A POESIA CANTADA
Venho de ouvir Carlos do Carmo, nos 40 anos de carreira celebrados no Coliseu, na presença de Jorge Sampaio. No final, teve direito a venera municipal das mãos de Santana Lopes. Eu gosto de fado e aprecio a voz de Carlos do Carmo. Gere com inteligência a sua carreira e apresenta um espectáculo com profissionalismo. Escolheu bem os seus poetas: Bocage, O' Neill, Pedro Tamen ou Ary dos Santos. Sobretudo Ary dos Santos, de quem era amigo, e que acompanhou nas suas últimas horas de vida. Para o ano, passam 20 anos sobre o desaparecimento de José Carlos Ary dos Santos. Era um homem insubmisso, irreverente e terrivelmente caprichoso. Tinha um talento raro para as letras das cantigas, que lhe surgiam, por vezes, num fôlego. Não era, a meu ver, um extraordinário poeta. No entanto, "cantou" e amou Lisboa de uma forma excessiva e terna, em poemas a que Carlos do Carmo também emprestou a sua voz. Quando morreu, em Janeiro de 1984, Baptista Bastos escreveu sobre ele, dizendo que Ary morrera "cheio de álcool e de solidão". Um destino funesto, o destes homens e mulheres, sensíveis e inconformados nesta era de plástico e de marionetas frívolas.
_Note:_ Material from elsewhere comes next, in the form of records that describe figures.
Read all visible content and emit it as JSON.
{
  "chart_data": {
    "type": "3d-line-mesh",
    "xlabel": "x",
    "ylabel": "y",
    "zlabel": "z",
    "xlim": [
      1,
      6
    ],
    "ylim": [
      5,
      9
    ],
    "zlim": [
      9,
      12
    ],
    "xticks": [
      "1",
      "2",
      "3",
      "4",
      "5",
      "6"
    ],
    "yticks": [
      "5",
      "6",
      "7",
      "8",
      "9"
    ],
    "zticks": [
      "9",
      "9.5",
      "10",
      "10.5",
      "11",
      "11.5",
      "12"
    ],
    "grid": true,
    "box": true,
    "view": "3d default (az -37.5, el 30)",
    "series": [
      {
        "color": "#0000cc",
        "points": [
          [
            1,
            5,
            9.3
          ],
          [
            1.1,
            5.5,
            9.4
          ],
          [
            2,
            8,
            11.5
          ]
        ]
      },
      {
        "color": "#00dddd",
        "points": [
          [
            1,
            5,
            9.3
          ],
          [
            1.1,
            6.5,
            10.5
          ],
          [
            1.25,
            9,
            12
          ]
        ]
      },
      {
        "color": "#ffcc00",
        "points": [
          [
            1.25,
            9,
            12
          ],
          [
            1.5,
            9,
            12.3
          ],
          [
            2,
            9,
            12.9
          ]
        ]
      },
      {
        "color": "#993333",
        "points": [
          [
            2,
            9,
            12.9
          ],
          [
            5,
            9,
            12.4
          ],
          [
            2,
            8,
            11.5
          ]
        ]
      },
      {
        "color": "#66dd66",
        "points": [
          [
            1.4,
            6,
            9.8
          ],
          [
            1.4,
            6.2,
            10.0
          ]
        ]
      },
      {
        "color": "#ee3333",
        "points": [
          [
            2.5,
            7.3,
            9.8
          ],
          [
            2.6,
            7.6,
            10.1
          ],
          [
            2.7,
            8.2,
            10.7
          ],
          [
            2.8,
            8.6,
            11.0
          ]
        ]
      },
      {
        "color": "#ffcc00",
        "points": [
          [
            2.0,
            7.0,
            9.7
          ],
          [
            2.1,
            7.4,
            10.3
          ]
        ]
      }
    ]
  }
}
Às tantas convencem-se de que já não andam aqui a fazer nada, apesar da exaltação da "vida" que ressuma dos seus versos. E acabam com a facilidade com que escreviam uma linha. Dele deixo este Soneto:
Fecham-se os dedos donde corre a esperança,
Toldam-se os olhos donde corre a vida.
Porquê esperar, porquê, se não se alcança
Mais do que a angústia que nos é devida?
Antes aproveitar a nossa herança
De intenções e palavras proibidas.
Antes rirmos do anjo, cuja lança
Nos expulsa da terra prometida.
Antes sofrer a raiva e o sarcasmo,
Antes o olhar que peca, a mão que rouba,
O gesto que estrangula, a voz que grita.
Antes viver do que morrer no pasmo
Do nada que nos surge e nos devora,
Do monstro que inventámos e nos fita.